As a way to think about this, I’d like to look at the Democratic response to the State of the Union, which was delivered last night by Rep. Joe Kennedy (D-Mass.). Put aside the stupid questions about him — Should the Democrats be promoting the scion of a royal family? Was he wearing too much lip balm? — and focus on the content. Kennedy’s speech mentioned policy issues, but mostly it was an attack on Trump and the Republicans, delivered through a contrast of values. Here’s a key passage:
This administration isn’t just targeting the laws that protect us — they are targeting the very idea that we are all worthy of protection. For them, dignity isn’t something you’re born with but something you measure. By your net worth, your celebrity, your headlines, your crowd size. Not to mention, the gender of your spouse. The country of your birth. The color of your skin. The God of your prayers. Their record is a rebuke of our highest American ideal: the belief that we are all worthy, we are all equal and we all count. In the eyes of our law and our leaders, our God and our government. That is the American promise.
You might say: “That won’t persuade the fellas in MAGA hats the New York Times keeps interviewing down at that diner in West Virginia!” And you’d be right. It is an appeal to liberal values of equality, inclusiveness, and common fate and purpose. It won’t convince conservatives to vote for Democrats.
But that’s not what Democrats need right now. What they need, more than anything else, is for their base to get energized, excited, and yes, angry. They need to feel that both their values and their interests are under attack by a reckless, impulsive, cruel, infantile president and his enablers in Congress, and that there is no more urgent task than stopping them. Because that is the truth.
Centrist pundits will insist Democrats have to stand for something apart from Trump. But they already do. Ask a Democrat running for Congress what she would like to do about health care, the minimum wage, environmental protections, taxes, or anything else, and she’ll have answers, roughly the same answers as most other Democrats would give. She might not have a bumper-sticker-ready phrase to wrap it all up with, but if you think that’s her problem, then your argument isn’t that Democrats don’t stand for anything. Your argument is that their marketing ought to be better. [emphasis mine]
And what’s the problem with “I’m against Trump” as a message? It seems to be darned persuasive right now. When people say that Democrats (or anyone else) need an “affirmative” message, what they seem to mean is that the party needs to come up with a bunch of innovative new policy ideas no one has ever thought of before. But why?…
As for being against Trump, what could possibly be more important right now? If Democrats do manage to take back the House or the Senate, their primary task in the subsequent two years — their only task, really — is going to be thwarting, constraining, and investigating this president and his administration.

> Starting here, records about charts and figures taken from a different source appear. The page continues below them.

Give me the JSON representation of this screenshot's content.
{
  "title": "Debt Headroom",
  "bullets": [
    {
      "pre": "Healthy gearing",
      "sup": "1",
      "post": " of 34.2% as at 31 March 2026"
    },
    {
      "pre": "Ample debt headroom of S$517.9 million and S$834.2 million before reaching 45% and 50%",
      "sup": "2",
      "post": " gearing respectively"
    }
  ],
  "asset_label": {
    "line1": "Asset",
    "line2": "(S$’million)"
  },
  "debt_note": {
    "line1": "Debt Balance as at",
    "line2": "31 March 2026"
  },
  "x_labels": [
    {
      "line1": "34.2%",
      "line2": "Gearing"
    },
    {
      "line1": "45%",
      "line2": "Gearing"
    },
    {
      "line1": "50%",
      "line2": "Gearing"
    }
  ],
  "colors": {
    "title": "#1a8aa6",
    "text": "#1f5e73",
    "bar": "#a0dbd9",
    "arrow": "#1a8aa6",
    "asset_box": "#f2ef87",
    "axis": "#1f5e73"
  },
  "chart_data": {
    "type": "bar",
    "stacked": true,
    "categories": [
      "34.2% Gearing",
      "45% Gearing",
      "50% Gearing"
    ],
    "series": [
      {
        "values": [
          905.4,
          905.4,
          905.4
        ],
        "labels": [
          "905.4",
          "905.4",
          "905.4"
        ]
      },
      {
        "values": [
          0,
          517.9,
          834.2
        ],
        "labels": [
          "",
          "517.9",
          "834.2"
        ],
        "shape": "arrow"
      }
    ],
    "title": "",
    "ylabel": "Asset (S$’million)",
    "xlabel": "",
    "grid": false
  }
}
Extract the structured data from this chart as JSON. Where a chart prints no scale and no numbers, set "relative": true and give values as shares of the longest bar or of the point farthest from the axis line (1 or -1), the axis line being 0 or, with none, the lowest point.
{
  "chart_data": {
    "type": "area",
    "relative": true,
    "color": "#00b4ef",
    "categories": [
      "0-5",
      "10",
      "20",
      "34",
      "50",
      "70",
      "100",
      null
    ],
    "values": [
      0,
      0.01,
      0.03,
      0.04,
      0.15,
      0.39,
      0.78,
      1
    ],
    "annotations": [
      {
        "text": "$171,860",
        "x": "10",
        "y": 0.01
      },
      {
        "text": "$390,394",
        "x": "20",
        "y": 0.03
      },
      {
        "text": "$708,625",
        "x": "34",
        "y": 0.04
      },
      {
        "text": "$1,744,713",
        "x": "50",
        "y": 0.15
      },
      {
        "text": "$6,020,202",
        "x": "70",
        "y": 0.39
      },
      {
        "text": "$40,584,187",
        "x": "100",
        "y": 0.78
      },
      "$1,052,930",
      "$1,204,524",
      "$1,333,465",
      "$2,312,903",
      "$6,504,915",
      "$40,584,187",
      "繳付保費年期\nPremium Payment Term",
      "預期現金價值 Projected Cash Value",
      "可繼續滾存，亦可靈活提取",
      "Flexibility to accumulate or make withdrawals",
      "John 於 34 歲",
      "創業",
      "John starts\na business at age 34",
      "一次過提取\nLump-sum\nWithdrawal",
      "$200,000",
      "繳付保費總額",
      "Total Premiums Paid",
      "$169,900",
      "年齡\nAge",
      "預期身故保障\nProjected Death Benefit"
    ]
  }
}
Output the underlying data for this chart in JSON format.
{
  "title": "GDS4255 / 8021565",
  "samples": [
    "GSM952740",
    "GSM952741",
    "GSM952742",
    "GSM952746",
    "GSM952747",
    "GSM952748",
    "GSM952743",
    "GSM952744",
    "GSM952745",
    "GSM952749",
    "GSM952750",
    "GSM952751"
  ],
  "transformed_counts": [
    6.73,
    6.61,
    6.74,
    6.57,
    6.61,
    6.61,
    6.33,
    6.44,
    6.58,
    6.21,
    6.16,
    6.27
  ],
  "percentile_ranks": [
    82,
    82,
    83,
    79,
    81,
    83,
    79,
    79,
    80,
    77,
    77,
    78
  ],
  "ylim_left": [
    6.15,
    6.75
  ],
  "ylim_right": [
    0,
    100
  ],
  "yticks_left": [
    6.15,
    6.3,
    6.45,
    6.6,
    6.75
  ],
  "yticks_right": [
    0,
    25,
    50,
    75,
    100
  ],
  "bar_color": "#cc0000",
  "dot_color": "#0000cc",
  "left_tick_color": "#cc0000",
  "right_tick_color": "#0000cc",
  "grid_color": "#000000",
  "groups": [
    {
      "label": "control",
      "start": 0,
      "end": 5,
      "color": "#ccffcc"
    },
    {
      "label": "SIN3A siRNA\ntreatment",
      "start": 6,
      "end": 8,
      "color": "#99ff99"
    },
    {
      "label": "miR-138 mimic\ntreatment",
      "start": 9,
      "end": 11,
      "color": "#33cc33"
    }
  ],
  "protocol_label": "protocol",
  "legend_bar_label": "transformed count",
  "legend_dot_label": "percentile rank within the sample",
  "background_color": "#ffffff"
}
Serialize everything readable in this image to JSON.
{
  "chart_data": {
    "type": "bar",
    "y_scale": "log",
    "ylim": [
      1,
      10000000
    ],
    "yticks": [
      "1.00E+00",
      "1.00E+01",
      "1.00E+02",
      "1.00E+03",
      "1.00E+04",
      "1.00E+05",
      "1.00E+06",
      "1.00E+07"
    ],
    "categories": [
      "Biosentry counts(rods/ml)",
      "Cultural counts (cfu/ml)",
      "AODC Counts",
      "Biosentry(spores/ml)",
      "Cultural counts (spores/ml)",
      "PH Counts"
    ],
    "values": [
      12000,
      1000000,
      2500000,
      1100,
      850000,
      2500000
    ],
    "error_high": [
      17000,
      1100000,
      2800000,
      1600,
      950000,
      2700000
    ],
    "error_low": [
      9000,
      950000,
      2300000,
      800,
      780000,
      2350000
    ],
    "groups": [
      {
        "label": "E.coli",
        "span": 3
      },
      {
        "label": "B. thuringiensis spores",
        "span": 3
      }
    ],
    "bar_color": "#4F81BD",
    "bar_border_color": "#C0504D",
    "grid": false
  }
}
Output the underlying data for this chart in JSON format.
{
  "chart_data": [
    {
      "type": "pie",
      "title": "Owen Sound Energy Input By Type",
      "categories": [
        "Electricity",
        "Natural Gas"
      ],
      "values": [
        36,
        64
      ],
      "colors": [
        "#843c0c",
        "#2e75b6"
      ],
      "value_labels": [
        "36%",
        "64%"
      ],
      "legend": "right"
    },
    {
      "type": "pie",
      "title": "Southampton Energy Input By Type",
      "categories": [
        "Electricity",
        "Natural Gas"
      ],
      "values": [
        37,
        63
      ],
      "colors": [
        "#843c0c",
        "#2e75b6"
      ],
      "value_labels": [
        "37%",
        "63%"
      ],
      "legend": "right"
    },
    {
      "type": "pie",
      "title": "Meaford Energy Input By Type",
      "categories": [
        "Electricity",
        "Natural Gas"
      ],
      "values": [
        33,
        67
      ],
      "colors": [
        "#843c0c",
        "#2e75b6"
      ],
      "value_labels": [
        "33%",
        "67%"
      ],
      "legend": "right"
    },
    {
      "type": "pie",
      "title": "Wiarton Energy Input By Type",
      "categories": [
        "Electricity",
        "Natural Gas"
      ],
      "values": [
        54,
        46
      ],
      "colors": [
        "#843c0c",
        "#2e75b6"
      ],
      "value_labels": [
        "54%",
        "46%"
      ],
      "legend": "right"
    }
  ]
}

Meanwhile, Slate’s Osita Nwanevu makes the case that Democrats are hopelessly riven because Joe Kennedy III is pretty dumb about marijuana policy (I’ll give Nwanevu that) and has not endorsed “single payer” health care. As I’ve argued before and will argue again, the key is affordable, universal health care. Single payer is just a means, not an ends. He also hits him for not providing a bunch of policy specifics (sure don’t think that’s a usual think in SOTU responses). If you’ve got to try this hard to make the Democratic party hopelessly divided, maybe it really isn’t all that divided.